The All Blacks will met France in two years time in the pool stages of the 2023 Rugby World Cup and this is the first chance for the two squads to get a feel for each other.

The last time the two nations met was 2018, when France toured New Zealand in June but were put away 3-0 by a firing All Blacks side.

Plumtree doesn’t believe this clash will have any bearing on what will happen in 2023, as both sides will be largely different by then. However, All Blacks coach did highlight that the side doesn’t want to end their tour on a disappointing note after 15-games and a four month long tour.

“I think in two years’ time, it won’t really matter,” he said.

“We’ll be different and they’ll be different again. This is a big game. France have been waiting for us, like every team that we play in this part of the world, so we know what the challenge looks like.

“We know, also, that it’s our last game of a very long tour and we get to go home, which we’re all looking forward to, but this week has been interesting, actually.

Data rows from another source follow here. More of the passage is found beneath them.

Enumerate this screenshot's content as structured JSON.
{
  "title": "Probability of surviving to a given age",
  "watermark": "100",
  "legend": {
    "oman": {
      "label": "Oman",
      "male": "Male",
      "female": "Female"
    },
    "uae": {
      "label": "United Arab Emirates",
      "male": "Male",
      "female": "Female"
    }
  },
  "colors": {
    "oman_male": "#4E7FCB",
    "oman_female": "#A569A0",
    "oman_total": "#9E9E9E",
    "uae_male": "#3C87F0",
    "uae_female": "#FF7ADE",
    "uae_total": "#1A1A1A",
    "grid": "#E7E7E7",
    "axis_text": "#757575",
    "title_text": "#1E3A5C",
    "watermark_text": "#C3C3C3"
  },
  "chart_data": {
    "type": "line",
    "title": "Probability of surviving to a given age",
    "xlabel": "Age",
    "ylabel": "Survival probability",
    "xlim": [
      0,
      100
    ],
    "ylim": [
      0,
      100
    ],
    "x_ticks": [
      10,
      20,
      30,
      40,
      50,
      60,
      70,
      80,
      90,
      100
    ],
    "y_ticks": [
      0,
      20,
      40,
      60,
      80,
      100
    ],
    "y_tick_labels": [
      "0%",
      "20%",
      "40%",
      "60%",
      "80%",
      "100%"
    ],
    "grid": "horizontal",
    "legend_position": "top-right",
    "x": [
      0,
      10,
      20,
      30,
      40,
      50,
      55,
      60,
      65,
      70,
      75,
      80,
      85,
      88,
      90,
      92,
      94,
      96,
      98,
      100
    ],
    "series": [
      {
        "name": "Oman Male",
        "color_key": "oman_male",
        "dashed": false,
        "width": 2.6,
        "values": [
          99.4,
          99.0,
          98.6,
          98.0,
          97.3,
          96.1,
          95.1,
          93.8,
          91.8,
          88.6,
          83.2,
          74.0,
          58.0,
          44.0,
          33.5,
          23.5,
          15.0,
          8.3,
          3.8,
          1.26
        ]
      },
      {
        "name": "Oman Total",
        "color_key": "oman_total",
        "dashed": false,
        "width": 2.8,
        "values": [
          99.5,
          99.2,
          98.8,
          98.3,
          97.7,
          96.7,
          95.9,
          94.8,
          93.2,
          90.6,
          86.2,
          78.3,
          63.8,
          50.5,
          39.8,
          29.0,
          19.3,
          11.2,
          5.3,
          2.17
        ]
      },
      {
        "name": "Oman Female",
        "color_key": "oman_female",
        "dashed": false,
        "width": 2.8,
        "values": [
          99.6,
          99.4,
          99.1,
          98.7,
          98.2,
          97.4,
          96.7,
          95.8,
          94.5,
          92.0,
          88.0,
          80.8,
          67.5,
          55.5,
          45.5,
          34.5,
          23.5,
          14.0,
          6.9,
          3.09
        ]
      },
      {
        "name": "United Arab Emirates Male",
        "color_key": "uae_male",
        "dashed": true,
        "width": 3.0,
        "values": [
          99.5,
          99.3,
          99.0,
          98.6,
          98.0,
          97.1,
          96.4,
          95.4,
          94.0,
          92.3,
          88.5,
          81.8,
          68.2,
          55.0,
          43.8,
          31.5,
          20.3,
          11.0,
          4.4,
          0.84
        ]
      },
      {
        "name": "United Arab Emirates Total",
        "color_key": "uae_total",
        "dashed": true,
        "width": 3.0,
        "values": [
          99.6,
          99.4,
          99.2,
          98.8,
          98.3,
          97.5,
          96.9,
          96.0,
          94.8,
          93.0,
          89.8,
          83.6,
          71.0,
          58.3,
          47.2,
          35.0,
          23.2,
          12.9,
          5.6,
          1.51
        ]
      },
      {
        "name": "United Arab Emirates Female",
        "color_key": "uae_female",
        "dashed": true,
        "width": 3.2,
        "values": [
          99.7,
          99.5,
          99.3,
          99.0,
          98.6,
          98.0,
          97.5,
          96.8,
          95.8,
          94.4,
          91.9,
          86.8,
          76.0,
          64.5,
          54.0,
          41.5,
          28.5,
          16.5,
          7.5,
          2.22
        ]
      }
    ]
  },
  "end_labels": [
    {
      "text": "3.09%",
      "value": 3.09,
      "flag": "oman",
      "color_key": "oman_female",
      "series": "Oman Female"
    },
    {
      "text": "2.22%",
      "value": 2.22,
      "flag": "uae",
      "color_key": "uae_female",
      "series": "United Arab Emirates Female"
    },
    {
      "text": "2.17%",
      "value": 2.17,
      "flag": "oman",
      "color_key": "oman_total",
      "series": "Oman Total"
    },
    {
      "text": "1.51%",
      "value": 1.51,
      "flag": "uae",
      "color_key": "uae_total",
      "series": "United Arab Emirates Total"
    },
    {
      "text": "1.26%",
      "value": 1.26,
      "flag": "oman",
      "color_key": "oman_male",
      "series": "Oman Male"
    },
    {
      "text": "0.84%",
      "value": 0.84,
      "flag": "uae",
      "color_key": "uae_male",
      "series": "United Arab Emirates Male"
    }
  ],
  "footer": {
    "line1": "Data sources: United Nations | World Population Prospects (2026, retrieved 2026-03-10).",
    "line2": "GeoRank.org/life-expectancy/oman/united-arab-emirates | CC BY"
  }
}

“When the All Blacks lose, it’s certainly not the greatest environment to be in for the first couple of days.

“Everyone’s pretty down about it and grumpy about it, but by the time we get to Thursday and Friday, we’ll be really looking forward to it. Not that we’re not looking forward to it now, but the edge just gets sharper, if you like, by the time Saturday comes around, so we’re just looking forward to this one.

“Like I said, it’s our last game of the year, a 15-game programme, been on a really long trip, and hopefully we can just get our game going around our momentum and gain line and get our game going. If we can do that, we’ll cause some real big problems for them.”